When a man loves a city, he’s got to make a movie about it. At least that’s the case for Michael Bolton, whose latest passion project is a documentary about Detroit and its potential for resurgence.
The Grammy-winning singer has been spreading an excess of good cheer in his hip new holiday commercials for Honda. But that’s nothing compared to his feelings for the Motor City.
“We are in love with the people we have met in Detroit,” he said. “It’s literally turned into a lovefest.”
Over the past four decades, Bolton has sold more than 50 million albums and singles worldwide. His lengthy career as a singer has spanned the sincerity of his chart-topping ballads like “Love Is a Wonderful Thing” and the self-parody of his guest role as Captain Jack Sparrow in a well-known “Saturday Night Live” digital short by Andy Samberg’s the Lonely Planet group.
But during a recent phone interview, the 60-year-old crooner doesn’t want to talk about his hits. He’d rather focus on the documentary that he hopes will spread the message that Detroit is poised for a comeback.
Where others see a bankrupt city on its knees, he sees a city where the entrepreneurial spirit is thriving, particularly real estate mogul Dan Gilbert’s revitalization plans.
Bolton’s project arose from his 2013 album, “Ain’t No Mountain High Enough: A Tribute To Hitsville, U.S.A.,” which came out in February. A love letter to the Motown music he’s loved since he was a kid of 9 or 10 growing up in Connecticut, it contains classics from the Detroit-grown empire like “Tracks of My Tears” and “Nowhere to Run.”
“All the feel-good the country needed was coming out of Detroit,” he said of the Motown era.
Bolton and his production company team had planned to make a video about Hitsville USA as a companion to the album. But after getting permission to shoot at the Motown Museum on West Grand Boulevard, they started getting phone calls “about this building that’s going on in the center of Detroit and a guy named Dan Gilbert and Quicken Loans.”

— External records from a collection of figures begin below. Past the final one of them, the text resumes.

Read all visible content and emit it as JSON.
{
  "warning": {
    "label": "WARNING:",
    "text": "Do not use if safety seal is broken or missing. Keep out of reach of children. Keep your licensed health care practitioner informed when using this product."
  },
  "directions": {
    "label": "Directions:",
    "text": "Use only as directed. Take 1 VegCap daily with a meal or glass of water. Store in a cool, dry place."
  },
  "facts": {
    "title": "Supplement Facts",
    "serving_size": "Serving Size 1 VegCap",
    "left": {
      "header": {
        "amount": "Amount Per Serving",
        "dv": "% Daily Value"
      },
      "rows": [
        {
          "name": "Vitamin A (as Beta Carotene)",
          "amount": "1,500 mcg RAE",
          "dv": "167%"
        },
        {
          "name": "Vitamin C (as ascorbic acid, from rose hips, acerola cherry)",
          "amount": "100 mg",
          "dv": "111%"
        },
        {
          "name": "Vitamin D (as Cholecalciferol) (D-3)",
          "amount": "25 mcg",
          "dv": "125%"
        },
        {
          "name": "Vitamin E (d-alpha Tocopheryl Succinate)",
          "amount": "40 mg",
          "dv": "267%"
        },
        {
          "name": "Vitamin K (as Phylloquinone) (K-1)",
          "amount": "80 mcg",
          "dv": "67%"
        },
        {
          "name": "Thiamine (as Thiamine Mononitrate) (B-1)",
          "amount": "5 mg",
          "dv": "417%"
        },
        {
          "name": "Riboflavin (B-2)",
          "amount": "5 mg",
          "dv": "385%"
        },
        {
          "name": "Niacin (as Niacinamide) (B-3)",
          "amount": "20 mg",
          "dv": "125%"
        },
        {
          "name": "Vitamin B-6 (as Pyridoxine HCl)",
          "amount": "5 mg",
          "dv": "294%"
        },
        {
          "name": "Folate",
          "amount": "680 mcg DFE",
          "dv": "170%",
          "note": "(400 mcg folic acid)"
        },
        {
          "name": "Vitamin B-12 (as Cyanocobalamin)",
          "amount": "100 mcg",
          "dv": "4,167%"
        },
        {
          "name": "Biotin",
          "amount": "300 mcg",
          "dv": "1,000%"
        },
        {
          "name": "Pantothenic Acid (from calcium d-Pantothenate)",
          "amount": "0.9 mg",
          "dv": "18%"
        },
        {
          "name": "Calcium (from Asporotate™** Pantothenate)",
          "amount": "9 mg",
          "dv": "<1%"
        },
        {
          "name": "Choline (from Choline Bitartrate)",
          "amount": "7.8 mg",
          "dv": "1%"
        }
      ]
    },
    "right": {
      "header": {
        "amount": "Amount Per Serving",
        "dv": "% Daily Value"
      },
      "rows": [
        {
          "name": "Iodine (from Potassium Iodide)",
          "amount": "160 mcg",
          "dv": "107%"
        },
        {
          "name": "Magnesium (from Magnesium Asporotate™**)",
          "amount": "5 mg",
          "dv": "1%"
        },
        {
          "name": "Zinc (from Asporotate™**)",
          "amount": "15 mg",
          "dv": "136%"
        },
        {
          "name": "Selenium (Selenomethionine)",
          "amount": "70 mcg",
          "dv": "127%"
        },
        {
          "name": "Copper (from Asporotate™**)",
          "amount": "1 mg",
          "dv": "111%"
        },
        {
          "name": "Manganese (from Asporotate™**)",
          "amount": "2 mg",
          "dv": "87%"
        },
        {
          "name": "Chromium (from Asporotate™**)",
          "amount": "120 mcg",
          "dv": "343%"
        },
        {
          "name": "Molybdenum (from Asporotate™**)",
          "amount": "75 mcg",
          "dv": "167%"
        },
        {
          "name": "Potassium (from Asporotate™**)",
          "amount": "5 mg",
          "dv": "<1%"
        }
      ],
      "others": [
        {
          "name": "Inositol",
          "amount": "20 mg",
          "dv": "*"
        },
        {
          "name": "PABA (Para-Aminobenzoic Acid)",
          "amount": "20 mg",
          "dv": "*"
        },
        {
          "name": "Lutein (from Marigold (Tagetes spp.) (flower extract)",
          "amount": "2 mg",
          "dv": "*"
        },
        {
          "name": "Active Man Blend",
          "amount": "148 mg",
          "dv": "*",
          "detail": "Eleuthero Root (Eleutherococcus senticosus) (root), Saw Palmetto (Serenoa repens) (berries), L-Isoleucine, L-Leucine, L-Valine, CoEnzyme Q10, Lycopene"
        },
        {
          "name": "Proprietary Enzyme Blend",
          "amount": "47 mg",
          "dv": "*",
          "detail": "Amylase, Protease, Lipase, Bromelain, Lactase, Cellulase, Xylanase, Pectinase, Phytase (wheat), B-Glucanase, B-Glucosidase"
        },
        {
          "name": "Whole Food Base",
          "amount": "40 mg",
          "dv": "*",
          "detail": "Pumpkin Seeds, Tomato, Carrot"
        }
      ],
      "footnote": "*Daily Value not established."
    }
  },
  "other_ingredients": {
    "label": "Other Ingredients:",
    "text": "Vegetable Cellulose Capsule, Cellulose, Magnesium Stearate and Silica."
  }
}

As Bolton explains, the focus of the project shifted to the entire city as he and his manager and executive producer of the film, Christina Kline, became captivated with Gilbert’s plans to revive the downtown area and spread the progress outward.
He was given access to film behind the scenes with Gilbert. “We went up to the planning rooms. We saw the walls full of stores they’re planning, the restaurants they’re planning, how many square feet. Everything had been taken into consideration, the demographic, the appeal of downtown.”
On the day of his phone interview, Bolton was preparing to see a 90-minute version of hundreds of hours of footage shot during several trips to Detroit. In addition to the time spent with Gilbert and his brain trust, that footage includes “a fascinating interview” with Aretha Franklin as well as moments like Bolton performing live with Smokey Robinson and talking to other music luminaries.
As a producer and executive producer of the project. Bolton says he’s had a hands-on role, making at least four trips to Detroit for filming. “It’s been much more in-depth than I originally intended, but I’m grateful for that.”